Editoriale ·

Il diritto di sbagliare

Copertina dell’editoriale «Il diritto di sbagliare»

Viviamo nell’epoca delle seconde possibilità, ma solo a condizione che il primo errore non venga reso pubblico. Oggi tutto sembra essere cancellato; in realtà spesso, viene semplicemente archiviato. Tra cancellare e archiviare esiste una differenza sostanziale: ciò che viene cancellato scompare, ciò che viene archiviato può sempre essere recuperato. Così ogni passo falso rischia di trasformarsi in un’etichetta pronta a essere rispolverata nel momento più opportuno.

La nostra epoca premia l’apparenza dell’infallibilità. Vengono esibite vite perfette, successi immediati e traguardi raggiunti con apparente naturalezza. Raramente si racconta ciò che si nasconde dietro ogni risultato. Basti pensare ai tentativi falliti, le cadute, i dubbi e le ripartenze, eppure è proprio lì che si costruisce la crescita di una persona.

È come osservare una casa soffermandosi soltanto sulla facciata. Ci si limita a giudicare ciò che appare, senza mai entrare davvero all’interno, senza conoscere le fondamenta che la sostengono, i pilastri che la rendono stabile o il percorso che ha portato alla sua costruzione. Così facendo, scegliamo di vedere solo ciò che ci conviene osservare, trascurando tutto ciò che dà valore e profondità alle esperienze.

Per questo oggi sembra prevalere una cultura della vittoria. Si celebra il successo, mentre educare alla sconfitta viene spesso interpretato come un segno di debolezza. Nella vita personale e professionale, le sconfitte sono spesso più numerose delle vittorie; accade anche nello sport, dove la memoria collettiva conserva i trionfi, mentre tende a mettere ai margini le finali perse come se non facessero parte dello stesso percorso.

In realtà il cammino è identico ed a cambiare sono le circostanze, le occasioni, il contesto e, talvolta, anche un pizzico di fortuna.
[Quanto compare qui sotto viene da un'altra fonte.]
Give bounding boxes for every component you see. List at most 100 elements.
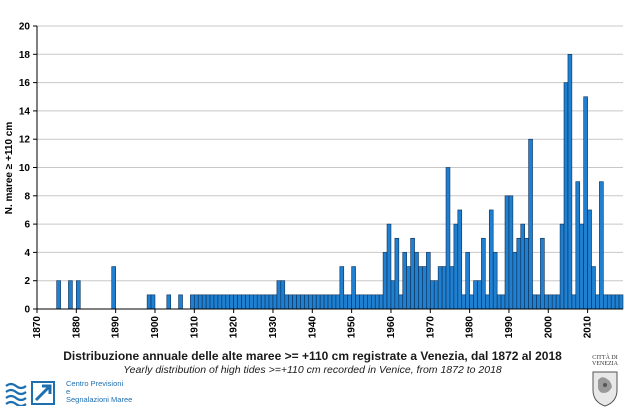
bar-1903 bbox=[166, 294, 172, 310]
bars bbox=[56, 53, 624, 310]
bar-1988 bbox=[500, 294, 506, 310]
city-seal-line1: CITTÀ DI bbox=[592, 355, 618, 361]
bar-1917 bbox=[221, 294, 227, 310]
x-tick-label: 1910 bbox=[189, 316, 200, 339]
bar-1947 bbox=[339, 266, 345, 310]
bar-1965 bbox=[410, 237, 415, 310]
bar-1964 bbox=[406, 266, 411, 310]
x-tick-label: 1930 bbox=[268, 316, 279, 339]
bar-1997 bbox=[536, 294, 541, 310]
chart-subtitle: Yearly distribution of high tides >=+110… bbox=[123, 364, 502, 376]
chart: 0 2 4 6 8 10 12 14 16 18 20 1870 1880 1890 1900 1910 19… bbox=[4, 22, 624, 338]
bar-1920 bbox=[233, 294, 238, 310]
bar-1991 bbox=[512, 252, 518, 310]
bar-1949 bbox=[347, 294, 352, 310]
bar-1983 bbox=[481, 237, 486, 310]
bar-2011 bbox=[591, 266, 596, 310]
bar-1969 bbox=[426, 252, 431, 310]
bar-2013 bbox=[599, 181, 604, 310]
bar-1979 bbox=[465, 252, 470, 310]
bar-1994 bbox=[524, 237, 529, 310]
bar-1987 bbox=[496, 294, 502, 310]
bar-1989 bbox=[504, 195, 510, 310]
y-axis-label: N. maree ≥ +110 cm bbox=[4, 122, 15, 215]
bar-1985 bbox=[488, 209, 494, 310]
logo-org-line2: e bbox=[66, 387, 71, 396]
bar-1984 bbox=[485, 294, 490, 310]
bar-1928 bbox=[264, 294, 270, 310]
y-tick-label: 18 bbox=[19, 50, 31, 61]
bar-1937 bbox=[300, 294, 305, 310]
bar-1992 bbox=[516, 237, 522, 310]
bar-1924 bbox=[249, 294, 254, 310]
y-tick-label: 12 bbox=[19, 135, 31, 146]
bar-1927 bbox=[260, 294, 266, 310]
bar-1910 bbox=[194, 294, 199, 310]
bar-1915 bbox=[213, 294, 219, 310]
x-tick-label: 1940 bbox=[307, 316, 318, 339]
bar-1977 bbox=[457, 209, 463, 310]
bar-2007 bbox=[575, 181, 581, 310]
y-tick-label: 20 bbox=[19, 22, 31, 33]
logo-org-line3: Segnalazioni Maree bbox=[66, 395, 133, 404]
bar-1878 bbox=[68, 280, 73, 310]
bar-1929 bbox=[268, 294, 274, 310]
x-tick-label: 1980 bbox=[465, 316, 476, 339]
bar-1946 bbox=[335, 294, 341, 310]
bar-2014 bbox=[603, 294, 608, 310]
bar-1980 bbox=[469, 294, 474, 310]
x-tick-label: 2010 bbox=[583, 316, 594, 339]
bar-1926 bbox=[256, 294, 262, 310]
logo-org-line1: Centro Previsioni bbox=[66, 379, 124, 388]
bar-1981 bbox=[473, 280, 478, 310]
bar-1931 bbox=[276, 280, 282, 310]
gridlines bbox=[37, 25, 623, 310]
bar-1919 bbox=[229, 294, 234, 310]
y-tick-label: 0 bbox=[24, 305, 30, 316]
bar-1939 bbox=[308, 294, 313, 310]
x-tick-label: 2000 bbox=[543, 316, 554, 339]
bar-1978 bbox=[461, 294, 466, 310]
bar-1889 bbox=[111, 266, 116, 310]
bar-2012 bbox=[595, 294, 600, 310]
y-tick-label: 6 bbox=[24, 220, 30, 231]
bar-1941 bbox=[315, 294, 321, 310]
bar-1952 bbox=[359, 294, 364, 310]
bar-1956 bbox=[374, 294, 380, 310]
bar-1922 bbox=[241, 294, 246, 310]
y-tick-label: 10 bbox=[19, 163, 31, 174]
bar-1909 bbox=[190, 294, 195, 310]
bar-1950 bbox=[351, 266, 356, 310]
bar-1961 bbox=[394, 237, 400, 310]
bar-1973 bbox=[441, 266, 447, 310]
bar-2018 bbox=[618, 294, 624, 310]
bar-2003 bbox=[559, 223, 565, 310]
x-tick-labels: 1870 1880 1890 1900 1910 1920 1930 1940 1950 1960… bbox=[32, 309, 594, 338]
bar-1940 bbox=[312, 294, 317, 310]
bar-2008 bbox=[579, 223, 584, 310]
bar-1959 bbox=[386, 223, 392, 310]
bar-2017 bbox=[614, 294, 620, 310]
bar-1935 bbox=[292, 294, 297, 310]
bar-1996 bbox=[532, 294, 537, 310]
bar-1954 bbox=[367, 294, 372, 310]
bar-1951 bbox=[355, 294, 360, 310]
y-tick-label: 14 bbox=[19, 106, 31, 117]
y-tick-label: 16 bbox=[19, 78, 31, 89]
bar-1993 bbox=[520, 223, 525, 310]
bar-1998 bbox=[540, 237, 545, 310]
bar-1916 bbox=[217, 294, 223, 310]
city-seal-line2: VENEZIA bbox=[592, 361, 618, 367]
bar-1955 bbox=[370, 294, 376, 310]
x-tick-label: 1880 bbox=[71, 316, 82, 339]
bar-1968 bbox=[422, 266, 427, 310]
bar-2006 bbox=[571, 294, 577, 310]
bar-1974 bbox=[445, 167, 451, 310]
bar-1958 bbox=[382, 252, 388, 310]
bar-2016 bbox=[610, 294, 616, 310]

La sconfitta, però, ha un valore che la vittoria non sempre possiede perché costringe a fermarsi, a riflettere, a correggere gli errori e a rafforzare il carattere; per questo non dovrebbe essere considerata un fallimento definitivo, ma una tappa fondamentale del percorso di crescita.

È allora inevitabile porsi una domanda: nella società di oggi esiste ancora il diritto di sbagliare? Abbiamo davvero la possibilità di commettere un errore senza essere giudicati in modo permanente dagli altri?

È un interrogativo sul quale sarebbe opportuno riflettere con maggiore attenzione. La storia dimostra che proprio dagli errori sono nate alcune delle più grandi scoperte dell’umanità. Basti pensare alla penicillina: nel 1928 Alexander Fleming lasciò accidentalmente una piastra di coltura esposta prima di partire per alcuni giorni. Da quella che sembrava una semplice disattenzione prese avvio una delle più importanti rivoluzioni della medicina moderna: l’era degli antibiotici.

Se ogni errore viene trasformato in una colpa permanente, il rischio è quello di costruire una società nella quale nessuno sarà più disposto a sperimentare, a mettersi in gioco o ad assumersi responsabilità per paura di essere etichettato.

Il vero progresso non consiste nel costruire un mondo privo di errori, perché un mondo simile semplicemente non esiste. Il progresso consiste nel costruire una società capace di trasformare gli errori in occasioni di apprendimento, di maturità e di crescita collettiva, invece di utilizzarli come strumenti per screditare o colpire gli altri.

Abbiamo ancora il diritto di sbagliare? La sensazione è che la nostra società, anziché invertire questa tendenza, stia contribuendo a rafforzarla.